What is the logic behind the method used to shift a graph horizontally?

Question

I understand why we add or subtract from $f(x)$ to move the graph vertically. To move it up, we move all the values up by adding whatever constant value we want.

However, when it comes to horizontal shifting, we do the opposite, why is it so? Obviously I can understand how to do so (by plotting the values or using a graphing calculator, simple!). But what is the logic behind it. What if I forget how to use the other two methods and have to literally shift instead of plotting individual values of $(x, f(x))$?

Answer 1

One way to think about it is like roots of an equation. Take for example the factored quadratic $(x-3)(x-2)=0$. We know that the two roots are $x=3$ and $x=2$ if we isolate each linear term and solve each for $x$. The similarity with roots and horizontal shifts is the negative value. A positive root will be expressed as a negative in its associated linear factor, and it is the same concept for horizontal shifts. If we were to solve for the $x$-intercepts of some (shifted) function, we would be isolating linear factors and solving in the same way, thus the negative is required to shift along the positive $x$-axis.

Granted, this isn't a technical explanation, but one that might make some sense intuitively.

Answer 2

Consider $g(x) := f(x-c)$. One can easily verify that if the point $(a,b)$ is on the graph of $f$, then the point $(a+c, b)$ is on the graph of $g$, since $g(a+c) = f((a+c) - c) = f(a) = b$.

The "deeper" reason this is true is because if one has $h(x) := (f \circ g )(x)$ where $g$ is bijective, and, furthermore, $f$ maps $a$ to $b$, then the corresponding point on the graph of $h$ will be $(g^{-1}(a), b)$. The reason is because we need to choose the input such that $g$ maps the input to $a$. Then, since it is a composite, $f$ will map $a$ to $b$, and so our final output is $b$.

Answer 3

Definition 0. Given $f \subseteq \mathbb{R} \times \mathbb{R}$, define $(x_0,y_0)+f \subseteq \mathbb{R} \times \mathbb{R}$ as follows:

$$(x,y) \in (x_0,y_0)+f \iff (x-x_0,y-y_0) \in f$$

(For each $(x_0,y_0) \in \mathbb{R} \times \mathbb{R}.$)

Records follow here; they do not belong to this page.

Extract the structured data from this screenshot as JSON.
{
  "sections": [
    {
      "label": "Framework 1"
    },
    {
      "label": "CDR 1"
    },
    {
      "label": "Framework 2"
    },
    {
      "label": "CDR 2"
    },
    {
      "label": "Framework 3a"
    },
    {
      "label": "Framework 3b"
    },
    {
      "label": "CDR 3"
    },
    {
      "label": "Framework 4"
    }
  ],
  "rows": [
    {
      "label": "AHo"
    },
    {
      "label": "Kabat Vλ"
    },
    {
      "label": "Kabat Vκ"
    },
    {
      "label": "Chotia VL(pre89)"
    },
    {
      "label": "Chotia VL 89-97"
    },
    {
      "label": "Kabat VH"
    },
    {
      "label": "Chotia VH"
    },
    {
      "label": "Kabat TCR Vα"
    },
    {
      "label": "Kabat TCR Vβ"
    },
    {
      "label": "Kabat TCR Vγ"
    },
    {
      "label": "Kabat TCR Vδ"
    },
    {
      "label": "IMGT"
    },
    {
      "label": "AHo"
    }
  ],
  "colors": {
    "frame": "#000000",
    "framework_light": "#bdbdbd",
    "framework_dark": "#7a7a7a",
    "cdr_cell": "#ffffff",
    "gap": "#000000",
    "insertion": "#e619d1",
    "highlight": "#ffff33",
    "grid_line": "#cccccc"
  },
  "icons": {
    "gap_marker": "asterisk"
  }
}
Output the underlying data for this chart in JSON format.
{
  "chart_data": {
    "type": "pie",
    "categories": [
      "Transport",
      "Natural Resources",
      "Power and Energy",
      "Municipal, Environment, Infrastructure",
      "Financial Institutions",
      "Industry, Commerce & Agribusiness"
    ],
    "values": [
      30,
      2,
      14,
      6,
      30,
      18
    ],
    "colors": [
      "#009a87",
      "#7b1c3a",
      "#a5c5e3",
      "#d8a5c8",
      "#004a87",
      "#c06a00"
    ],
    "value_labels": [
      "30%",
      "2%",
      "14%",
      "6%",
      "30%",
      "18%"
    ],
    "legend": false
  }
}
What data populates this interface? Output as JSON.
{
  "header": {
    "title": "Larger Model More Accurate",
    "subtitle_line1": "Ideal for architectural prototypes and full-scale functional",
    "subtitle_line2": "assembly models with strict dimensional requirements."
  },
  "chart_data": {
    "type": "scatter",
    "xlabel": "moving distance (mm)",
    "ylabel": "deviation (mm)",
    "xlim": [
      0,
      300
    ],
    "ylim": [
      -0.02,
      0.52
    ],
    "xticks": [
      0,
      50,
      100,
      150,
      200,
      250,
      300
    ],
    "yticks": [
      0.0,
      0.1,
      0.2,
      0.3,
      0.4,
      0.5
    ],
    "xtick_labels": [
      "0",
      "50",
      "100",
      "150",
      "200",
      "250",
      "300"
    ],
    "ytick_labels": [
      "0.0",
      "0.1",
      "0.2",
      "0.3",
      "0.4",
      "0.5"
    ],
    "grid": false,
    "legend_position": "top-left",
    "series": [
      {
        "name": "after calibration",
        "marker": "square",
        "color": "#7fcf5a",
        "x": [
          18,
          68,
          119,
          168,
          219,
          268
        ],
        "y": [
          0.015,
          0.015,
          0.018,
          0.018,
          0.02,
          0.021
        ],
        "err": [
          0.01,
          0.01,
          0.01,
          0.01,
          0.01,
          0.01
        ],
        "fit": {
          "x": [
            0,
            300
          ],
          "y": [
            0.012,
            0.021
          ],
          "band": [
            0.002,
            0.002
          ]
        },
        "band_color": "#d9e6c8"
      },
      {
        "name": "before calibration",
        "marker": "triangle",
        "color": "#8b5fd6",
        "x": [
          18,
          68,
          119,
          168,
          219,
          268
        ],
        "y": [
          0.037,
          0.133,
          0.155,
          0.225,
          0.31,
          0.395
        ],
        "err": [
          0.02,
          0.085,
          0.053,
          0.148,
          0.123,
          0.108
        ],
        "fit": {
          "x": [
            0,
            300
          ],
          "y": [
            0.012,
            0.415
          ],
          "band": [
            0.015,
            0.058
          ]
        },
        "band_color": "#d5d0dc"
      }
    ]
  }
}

Geometrically, we can think of $(x_0,y_0)+f$ as the result of translating $f$ in the direction of the vector $(x_0,y_0)$.

Proposition 0. Suppose $f \subseteq \mathbb{R} \times \mathbb{R}$ is a function.

Then $(x_0,y_0)+f$ is also a function, and $$((x_0,y_0)+f)(x) = y_0+f(x-x_0)$$

(For each $(x_0,y_0) \in \mathbb{R} \times \mathbb{R}.$)

I can offer a proof, if you want, but I'm a little pressed for time right now.